Finally, it should also be noted that any damaged products are disposed of and not reused in any way. Again, this needs to be documented in detail. Stephan Kuhn describes with respect to the potential worst case: "We want to avoid that any jar labeled with the Nestlé brand containing impurities reaches the customer."
Reliable manufacturing process due to complex conveyors system
In this highly secured production process, almost everything is transported on conveyor belts and lift devices which run across the entire production line in multiple tracks. Switches control the flow of goods. An extremely complex system that needs to be monitored, just as all the elements that it transports.
Numerous Interroll components are installed in many hundreds of meters of conveyors, which run through the production halls. Because, as supply chain manager Kuehn says: "In these sensitive manufacturing processes, all individual elements have to be absolutely reliably around the clock, there is no room for failure."
There is an additional check at every switch, which constantly checks the current flow of products. Reliability, even at high speed, and unusual combinations are a prerequisite for the smooth operation of the system. For this scanner, photoelectric sensors and live video cameras are installed. Should a jar accidentally not be labeled in blue due to a specific color mixing, but rather in light blue, which makes it more difficult to read, it is immediately detected and removed.

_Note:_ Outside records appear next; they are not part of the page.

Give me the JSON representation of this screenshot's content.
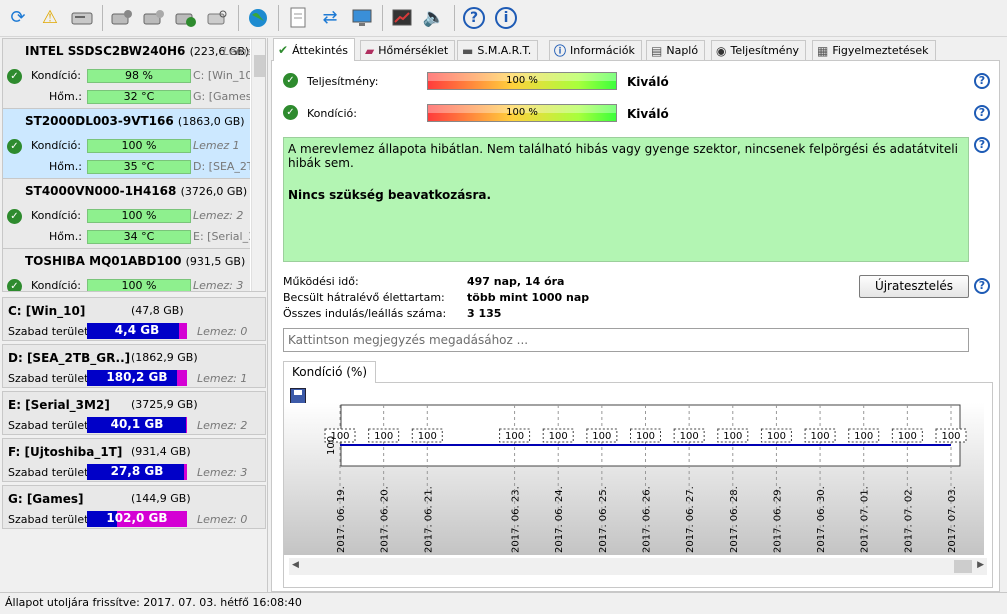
{
  "toolbar": {
    "icons": [
      "refresh-icon",
      "warning-icon",
      "drive-icon",
      "drive-wrench-icon",
      "drive-tool-icon",
      "drive-check-icon",
      "drive-search-icon",
      "globe-icon",
      "document-icon",
      "sync-icon",
      "monitor-icon",
      "chart-window-icon",
      "speaker-icon",
      "help-icon",
      "info-icon"
    ]
  },
  "disks": [
    {
      "name": "INTEL SSDSC2BW240H6",
      "size": "(223,6 GB)",
      "lemez": "Lemez 0",
      "kondicio_label": "Kondíció:",
      "kondicio": "98 %",
      "hom_label": "Hőm.:",
      "hom": "32 °C",
      "drive1": "C: [Win_10]",
      "drive2": "G: [Games]"
    },
    {
      "name": "ST2000DL003-9VT166",
      "size": "(1863,0 GB)",
      "lemez": "Lemez 1",
      "kondicio_label": "Kondíció:",
      "kondicio": "100 %",
      "hom_label": "Hőm.:",
      "hom": "35 °C",
      "drive2": "D: [SEA_2TB_GR..]"
    },
    {
      "name": "ST4000VN000-1H4168",
      "size": "(3726,0 GB)",
      "lemez": "Lemez: 2",
      "kondicio_label": "Kondíció:",
      "kondicio": "100 %",
      "hom_label": "Hőm.:",
      "hom": "34 °C",
      "drive2": "E: [Serial_3M2]"
    },
    {
      "name": "TOSHIBA MQ01ABD100",
      "size": "(931,5 GB)",
      "lemez": "Lemez: 3",
      "kondicio_label": "Kondíció:",
      "kondicio": "100 %"
    }
  ],
  "partitions": [
    {
      "name": "C: [Win_10]",
      "size": "(47,8 GB)",
      "free_label": "Szabad terület",
      "free": "4,4 GB",
      "used_frac": 0.08,
      "lemez": "Lemez: 0"
    },
    {
      "name": "D: [SEA_2TB_GR..]",
      "size": "(1862,9 GB)",
      "free_label": "Szabad terület",
      "free": "180,2 GB",
      "used_frac": 0.1,
      "lemez": "Lemez: 1"
    },
    {
      "name": "E: [Serial_3M2]",
      "size": "(3725,9 GB)",
      "free_label": "Szabad terület",
      "free": "40,1 GB",
      "used_frac": 0.01,
      "lemez": "Lemez: 2"
    },
    {
      "name": "F: [Ujtoshiba_1T]",
      "size": "(931,4 GB)",
      "free_label": "Szabad terület",
      "free": "27,8 GB",
      "used_frac": 0.03,
      "lemez": "Lemez: 3"
    },
    {
      "name": "G: [Games]",
      "size": "(144,9 GB)",
      "free_label": "Szabad terület",
      "free": "102,0 GB",
      "used_frac": 0.7,
      "lemez": "Lemez: 0"
    }
  ],
  "tabs": [
    {
      "label": "Áttekintés",
      "icon": "check-icon"
    },
    {
      "label": "Hőmérséklet",
      "icon": "thermometer-icon"
    },
    {
      "label": "S.M.A.R.T.",
      "icon": "smart-icon"
    },
    {
      "label": "Információk",
      "icon": "info-icon"
    },
    {
      "label": "Napló",
      "icon": "log-icon"
    },
    {
      "label": "Teljesítmény",
      "icon": "gauge-icon"
    },
    {
      "label": "Figyelmeztetések",
      "icon": "alert-doc-icon"
    }
  ],
  "overview": {
    "teljesitmeny_label": "Teljesítmény:",
    "teljesitmeny_value": "100 %",
    "teljesitmeny_status": "Kiváló",
    "kondicio_label": "Kondíció:",
    "kondicio_value": "100 %",
    "kondicio_status": "Kiváló",
    "message": "A merevlemez állapota hibátlan. Nem található hibás vagy gyenge szektor, nincsenek felpörgési és adatátviteli hibák sem.",
    "message_bold": "Nincs szükség beavatkozásra.",
    "stats": [
      {
        "label": "Működési idő:",
        "value": "497 nap, 14 óra"
      },
      {
        "label": "Becsült hátralévő élettartam:",
        "value": "több mint 1000 nap"
      },
      {
        "label": "Összes indulás/leállás száma:",
        "value": "3 135"
      }
    ],
    "retest_button": "Újratesztelés",
    "note_placeholder": "Kattintson megjegyzés megadásához ..."
  },
  "chart_tab": "Kondíció  (%)",
  "chart_data": {
    "type": "line",
    "x": [
      "2017. 06. 19.",
      "2017. 06. 20.",
      "2017. 06. 21.",
      "2017. 06. 23.",
      "2017. 06. 24.",
      "2017. 06. 25.",
      "2017. 06. 26.",
      "2017. 06. 27.",
      "2017. 06. 28.",
      "2017. 06. 29.",
      "2017. 06. 30.",
      "2017. 07. 01.",
      "2017. 07. 02.",
      "2017. 07. 03."
    ],
    "series": [
      {
        "values": [
          100,
          100,
          100,
          100,
          100,
          100,
          100,
          100,
          100,
          100,
          100,
          100,
          100,
          100
        ]
      }
    ],
    "ylabel_tick": "100",
    "grid": true,
    "color": "#0000b4"
  },
  "status": "Állapot utoljára frissítve: 2017. 07. 03. hétfő 16:08:40"
}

Error prevention comes before troubleshooting
For Supply Chain Manager Kuehn, the biggest problem is the danger of mix-ups or incorrect labeling or documentation. The problem that a jar may tip over on the conveyor belt and thus disturb the transport routes is but "insignificant and daily routine." It is all about quick responses, "that is what we have our 'fire brigade' for". The malfunction must be eliminated immediately because it affects the entire process, up to the filling head, which continues to fill the baby food into the jar. That is why "error prevention comes before troubleshooting" is a maxim of the company, which is also why they continually check for potential production obstacles. What could happen and where could it happen?